The Bayou Classic is the best rivalry game between two historically black college football programs, with Grambling State and Southern squaring off in the branded game since 1974 (the series began in ’36).
For the last 24 years, the game has been held on Thanksgiving Saturday at the Superdome in New Orleans, with the exception of 2005 when the game was moved to Houston after Hurricane Katrina devastated New Orleans.
The game has become a Louisiana event, even if a small one, but now change could be coming.

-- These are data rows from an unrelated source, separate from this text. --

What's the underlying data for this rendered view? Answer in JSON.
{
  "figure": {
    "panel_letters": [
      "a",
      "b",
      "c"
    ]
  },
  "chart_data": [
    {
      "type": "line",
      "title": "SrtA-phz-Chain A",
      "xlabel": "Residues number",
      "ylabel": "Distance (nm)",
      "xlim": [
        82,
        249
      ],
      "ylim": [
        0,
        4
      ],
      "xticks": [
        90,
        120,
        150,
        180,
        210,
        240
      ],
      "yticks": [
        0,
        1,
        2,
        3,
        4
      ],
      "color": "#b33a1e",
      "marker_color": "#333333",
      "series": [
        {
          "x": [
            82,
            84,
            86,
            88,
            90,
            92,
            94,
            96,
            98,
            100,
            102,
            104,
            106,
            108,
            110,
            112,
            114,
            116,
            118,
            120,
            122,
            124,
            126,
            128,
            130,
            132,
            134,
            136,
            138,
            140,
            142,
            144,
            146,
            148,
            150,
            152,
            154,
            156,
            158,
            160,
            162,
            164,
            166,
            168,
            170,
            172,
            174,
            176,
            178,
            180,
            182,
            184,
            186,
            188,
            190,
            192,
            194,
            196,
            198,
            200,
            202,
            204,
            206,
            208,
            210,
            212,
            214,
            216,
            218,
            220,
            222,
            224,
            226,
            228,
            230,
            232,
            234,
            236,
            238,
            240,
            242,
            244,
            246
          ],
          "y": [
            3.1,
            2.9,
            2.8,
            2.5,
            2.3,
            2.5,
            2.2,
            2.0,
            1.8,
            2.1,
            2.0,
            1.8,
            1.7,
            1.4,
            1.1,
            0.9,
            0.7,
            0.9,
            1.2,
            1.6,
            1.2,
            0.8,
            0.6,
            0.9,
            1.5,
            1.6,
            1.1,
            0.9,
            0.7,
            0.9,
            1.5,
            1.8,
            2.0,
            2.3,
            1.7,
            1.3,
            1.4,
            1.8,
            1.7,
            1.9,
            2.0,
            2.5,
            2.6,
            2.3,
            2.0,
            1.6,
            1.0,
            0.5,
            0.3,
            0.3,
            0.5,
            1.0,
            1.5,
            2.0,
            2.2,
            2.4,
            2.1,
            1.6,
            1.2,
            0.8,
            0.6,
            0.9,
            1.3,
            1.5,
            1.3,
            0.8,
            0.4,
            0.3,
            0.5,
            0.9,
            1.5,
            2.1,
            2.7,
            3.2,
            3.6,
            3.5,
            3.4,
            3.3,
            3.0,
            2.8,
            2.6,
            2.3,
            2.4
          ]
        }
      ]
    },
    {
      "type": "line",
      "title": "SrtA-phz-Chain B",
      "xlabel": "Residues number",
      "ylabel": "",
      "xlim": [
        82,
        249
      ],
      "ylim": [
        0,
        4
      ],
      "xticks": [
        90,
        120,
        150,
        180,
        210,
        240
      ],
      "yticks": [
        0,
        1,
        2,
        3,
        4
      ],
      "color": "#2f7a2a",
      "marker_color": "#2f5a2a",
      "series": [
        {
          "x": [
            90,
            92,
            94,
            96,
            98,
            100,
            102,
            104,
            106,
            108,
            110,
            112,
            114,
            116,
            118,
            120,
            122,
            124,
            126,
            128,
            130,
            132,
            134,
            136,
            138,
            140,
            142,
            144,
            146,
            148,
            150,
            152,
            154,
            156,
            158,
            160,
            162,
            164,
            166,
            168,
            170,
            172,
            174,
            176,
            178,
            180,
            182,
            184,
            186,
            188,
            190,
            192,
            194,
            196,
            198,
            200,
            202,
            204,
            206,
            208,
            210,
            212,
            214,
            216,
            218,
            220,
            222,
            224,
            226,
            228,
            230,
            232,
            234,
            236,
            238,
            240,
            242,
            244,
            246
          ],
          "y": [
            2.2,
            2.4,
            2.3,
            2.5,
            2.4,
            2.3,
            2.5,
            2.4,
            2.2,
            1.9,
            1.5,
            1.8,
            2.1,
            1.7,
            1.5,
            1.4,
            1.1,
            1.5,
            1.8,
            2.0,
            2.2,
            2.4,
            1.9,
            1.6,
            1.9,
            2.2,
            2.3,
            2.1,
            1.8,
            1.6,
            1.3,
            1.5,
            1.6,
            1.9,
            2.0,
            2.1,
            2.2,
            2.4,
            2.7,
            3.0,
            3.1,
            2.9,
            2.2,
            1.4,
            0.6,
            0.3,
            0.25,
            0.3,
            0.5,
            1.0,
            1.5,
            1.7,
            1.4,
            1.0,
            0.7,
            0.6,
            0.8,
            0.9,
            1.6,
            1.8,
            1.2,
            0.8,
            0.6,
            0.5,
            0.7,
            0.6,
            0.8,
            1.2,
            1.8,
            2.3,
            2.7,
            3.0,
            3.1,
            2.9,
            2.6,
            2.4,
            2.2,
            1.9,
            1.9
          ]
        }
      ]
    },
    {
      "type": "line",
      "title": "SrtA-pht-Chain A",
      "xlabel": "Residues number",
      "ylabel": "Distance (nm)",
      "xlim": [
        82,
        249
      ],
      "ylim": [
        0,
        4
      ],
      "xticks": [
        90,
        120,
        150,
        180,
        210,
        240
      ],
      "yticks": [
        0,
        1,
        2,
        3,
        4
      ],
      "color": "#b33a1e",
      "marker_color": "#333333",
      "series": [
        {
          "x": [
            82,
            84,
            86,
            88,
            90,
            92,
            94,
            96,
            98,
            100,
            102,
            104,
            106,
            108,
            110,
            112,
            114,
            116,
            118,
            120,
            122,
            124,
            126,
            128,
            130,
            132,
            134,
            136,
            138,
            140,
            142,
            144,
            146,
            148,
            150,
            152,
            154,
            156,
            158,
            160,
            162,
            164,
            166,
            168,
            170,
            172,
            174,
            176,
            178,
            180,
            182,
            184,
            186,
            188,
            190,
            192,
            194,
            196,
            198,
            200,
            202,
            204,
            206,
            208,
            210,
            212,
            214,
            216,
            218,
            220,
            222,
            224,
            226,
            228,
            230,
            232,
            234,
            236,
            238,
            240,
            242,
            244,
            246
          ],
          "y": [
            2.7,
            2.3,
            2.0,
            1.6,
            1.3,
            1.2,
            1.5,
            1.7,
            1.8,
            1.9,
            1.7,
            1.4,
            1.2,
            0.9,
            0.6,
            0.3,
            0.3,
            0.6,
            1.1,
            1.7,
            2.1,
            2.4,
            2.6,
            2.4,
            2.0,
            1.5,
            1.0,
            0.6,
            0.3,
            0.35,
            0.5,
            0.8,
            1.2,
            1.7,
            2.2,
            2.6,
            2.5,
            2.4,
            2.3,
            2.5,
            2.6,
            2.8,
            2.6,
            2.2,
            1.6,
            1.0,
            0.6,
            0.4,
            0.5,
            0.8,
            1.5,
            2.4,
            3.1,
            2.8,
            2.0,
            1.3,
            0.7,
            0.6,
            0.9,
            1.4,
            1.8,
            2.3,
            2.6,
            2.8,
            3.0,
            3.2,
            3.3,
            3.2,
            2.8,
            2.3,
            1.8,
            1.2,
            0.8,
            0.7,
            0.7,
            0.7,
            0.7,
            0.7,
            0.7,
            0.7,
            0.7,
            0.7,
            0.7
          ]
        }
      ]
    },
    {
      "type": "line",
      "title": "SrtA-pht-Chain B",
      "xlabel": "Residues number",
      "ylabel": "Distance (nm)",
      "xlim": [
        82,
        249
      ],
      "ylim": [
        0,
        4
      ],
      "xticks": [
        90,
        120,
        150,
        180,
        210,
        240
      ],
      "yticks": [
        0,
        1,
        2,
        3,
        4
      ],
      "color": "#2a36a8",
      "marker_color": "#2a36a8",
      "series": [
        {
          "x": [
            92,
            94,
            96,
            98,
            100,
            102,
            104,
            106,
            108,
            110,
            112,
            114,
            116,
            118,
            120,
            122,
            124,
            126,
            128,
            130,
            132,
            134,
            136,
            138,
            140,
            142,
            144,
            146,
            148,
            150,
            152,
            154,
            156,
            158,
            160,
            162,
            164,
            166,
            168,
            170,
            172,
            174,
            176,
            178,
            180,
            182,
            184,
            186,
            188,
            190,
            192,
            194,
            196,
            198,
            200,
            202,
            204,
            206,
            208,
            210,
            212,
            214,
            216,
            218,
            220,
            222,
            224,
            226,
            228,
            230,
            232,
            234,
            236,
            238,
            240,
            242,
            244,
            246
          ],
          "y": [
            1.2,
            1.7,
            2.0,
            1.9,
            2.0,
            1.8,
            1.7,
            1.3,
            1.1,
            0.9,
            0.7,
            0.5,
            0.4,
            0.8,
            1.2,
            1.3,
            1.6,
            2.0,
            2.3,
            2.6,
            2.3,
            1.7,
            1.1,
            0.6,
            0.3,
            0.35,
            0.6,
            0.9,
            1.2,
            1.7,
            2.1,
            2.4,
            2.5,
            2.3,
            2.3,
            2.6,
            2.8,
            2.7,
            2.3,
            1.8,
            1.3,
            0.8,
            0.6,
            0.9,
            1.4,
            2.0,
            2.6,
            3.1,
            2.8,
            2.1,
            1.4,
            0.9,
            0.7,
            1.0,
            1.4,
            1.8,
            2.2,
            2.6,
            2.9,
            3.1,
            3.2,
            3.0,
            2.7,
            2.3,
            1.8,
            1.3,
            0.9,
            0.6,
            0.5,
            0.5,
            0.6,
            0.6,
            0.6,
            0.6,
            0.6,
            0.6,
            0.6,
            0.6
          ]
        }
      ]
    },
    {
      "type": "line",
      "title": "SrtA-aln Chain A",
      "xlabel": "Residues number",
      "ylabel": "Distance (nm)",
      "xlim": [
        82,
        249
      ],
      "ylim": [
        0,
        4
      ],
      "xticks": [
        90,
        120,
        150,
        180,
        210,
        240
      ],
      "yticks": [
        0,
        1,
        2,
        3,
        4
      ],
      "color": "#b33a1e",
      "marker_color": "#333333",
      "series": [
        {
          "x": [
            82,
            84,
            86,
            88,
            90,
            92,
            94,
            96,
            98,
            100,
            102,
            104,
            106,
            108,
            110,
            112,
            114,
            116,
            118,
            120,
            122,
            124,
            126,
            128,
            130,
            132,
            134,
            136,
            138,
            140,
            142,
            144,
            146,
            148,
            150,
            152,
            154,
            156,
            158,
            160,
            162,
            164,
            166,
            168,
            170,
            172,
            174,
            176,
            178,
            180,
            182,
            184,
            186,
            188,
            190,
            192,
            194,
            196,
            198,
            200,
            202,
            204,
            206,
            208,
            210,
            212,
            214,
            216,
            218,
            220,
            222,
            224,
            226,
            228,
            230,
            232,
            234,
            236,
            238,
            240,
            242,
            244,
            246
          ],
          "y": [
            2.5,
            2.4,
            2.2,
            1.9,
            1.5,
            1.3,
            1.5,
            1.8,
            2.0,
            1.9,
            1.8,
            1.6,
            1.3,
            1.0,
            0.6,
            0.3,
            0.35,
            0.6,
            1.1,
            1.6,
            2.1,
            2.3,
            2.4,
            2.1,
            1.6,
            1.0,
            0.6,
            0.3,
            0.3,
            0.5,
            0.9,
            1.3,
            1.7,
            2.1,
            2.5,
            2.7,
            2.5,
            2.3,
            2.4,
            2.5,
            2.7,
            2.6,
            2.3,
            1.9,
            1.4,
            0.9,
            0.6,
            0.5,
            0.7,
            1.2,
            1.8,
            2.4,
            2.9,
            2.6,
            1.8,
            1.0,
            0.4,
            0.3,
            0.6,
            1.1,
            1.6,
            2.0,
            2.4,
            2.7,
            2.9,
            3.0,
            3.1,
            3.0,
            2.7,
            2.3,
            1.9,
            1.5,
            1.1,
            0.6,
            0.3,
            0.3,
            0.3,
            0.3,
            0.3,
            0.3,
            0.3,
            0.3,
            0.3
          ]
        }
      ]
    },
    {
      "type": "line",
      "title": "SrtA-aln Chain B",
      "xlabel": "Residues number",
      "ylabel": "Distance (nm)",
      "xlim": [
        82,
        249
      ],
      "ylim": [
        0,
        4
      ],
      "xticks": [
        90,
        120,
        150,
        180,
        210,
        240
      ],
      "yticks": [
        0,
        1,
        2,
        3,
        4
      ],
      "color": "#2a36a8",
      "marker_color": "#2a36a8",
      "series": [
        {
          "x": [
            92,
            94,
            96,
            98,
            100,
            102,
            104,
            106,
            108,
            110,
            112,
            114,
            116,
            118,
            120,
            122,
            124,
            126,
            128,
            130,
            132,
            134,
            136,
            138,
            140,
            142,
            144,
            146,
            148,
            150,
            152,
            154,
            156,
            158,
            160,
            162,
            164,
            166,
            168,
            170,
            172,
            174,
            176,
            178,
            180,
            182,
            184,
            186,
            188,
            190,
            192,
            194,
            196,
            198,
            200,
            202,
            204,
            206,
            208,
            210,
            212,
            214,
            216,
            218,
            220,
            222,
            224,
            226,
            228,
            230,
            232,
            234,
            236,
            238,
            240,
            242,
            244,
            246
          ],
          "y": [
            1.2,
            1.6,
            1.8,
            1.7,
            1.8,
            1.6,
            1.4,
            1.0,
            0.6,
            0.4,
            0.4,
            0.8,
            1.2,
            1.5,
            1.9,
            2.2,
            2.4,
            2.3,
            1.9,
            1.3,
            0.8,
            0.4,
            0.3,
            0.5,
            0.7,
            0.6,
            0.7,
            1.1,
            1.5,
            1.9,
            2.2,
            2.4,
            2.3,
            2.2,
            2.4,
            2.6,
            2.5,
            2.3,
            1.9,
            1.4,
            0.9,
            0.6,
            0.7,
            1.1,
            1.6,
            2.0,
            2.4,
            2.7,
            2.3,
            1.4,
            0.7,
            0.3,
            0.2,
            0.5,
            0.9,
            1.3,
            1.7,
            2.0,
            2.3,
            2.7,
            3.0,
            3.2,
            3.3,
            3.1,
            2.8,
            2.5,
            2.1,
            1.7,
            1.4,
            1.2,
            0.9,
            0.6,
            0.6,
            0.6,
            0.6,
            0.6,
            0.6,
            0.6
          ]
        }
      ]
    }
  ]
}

According to a News Star report, managers of the Superdome are considering removing Grambling from the game due to low attendance and replacing it with another annual opponent or alternating opponents.
From the report:
“If Grambling has fallen off that bad, maybe Southern could take the lead and it could be an earned-in game and bring in somebody else,” said Robert Bruno, the commissioner of the LSED. “I just don’t know if Grambling can carry the load.”
Grambling has finished with records of 1-10 and 1-11 the past two years. Even when Grambling was very successful, the game usually featured a much larger crowd of Southern fans.
Management is also considering moving the game from Thanksgiving Saturday to the opening weekend of the season.
It would be the latest knock on Grambling, which has been a program in turmoil recently.
After head coach Doug Williams was fired last season, Grambling players walked out on a meeting with the president and athletic director. They also staged a boycott over issues with school leadership and the poor state of the program’s facilities, among other things, which led to a canceled game against Jackson State.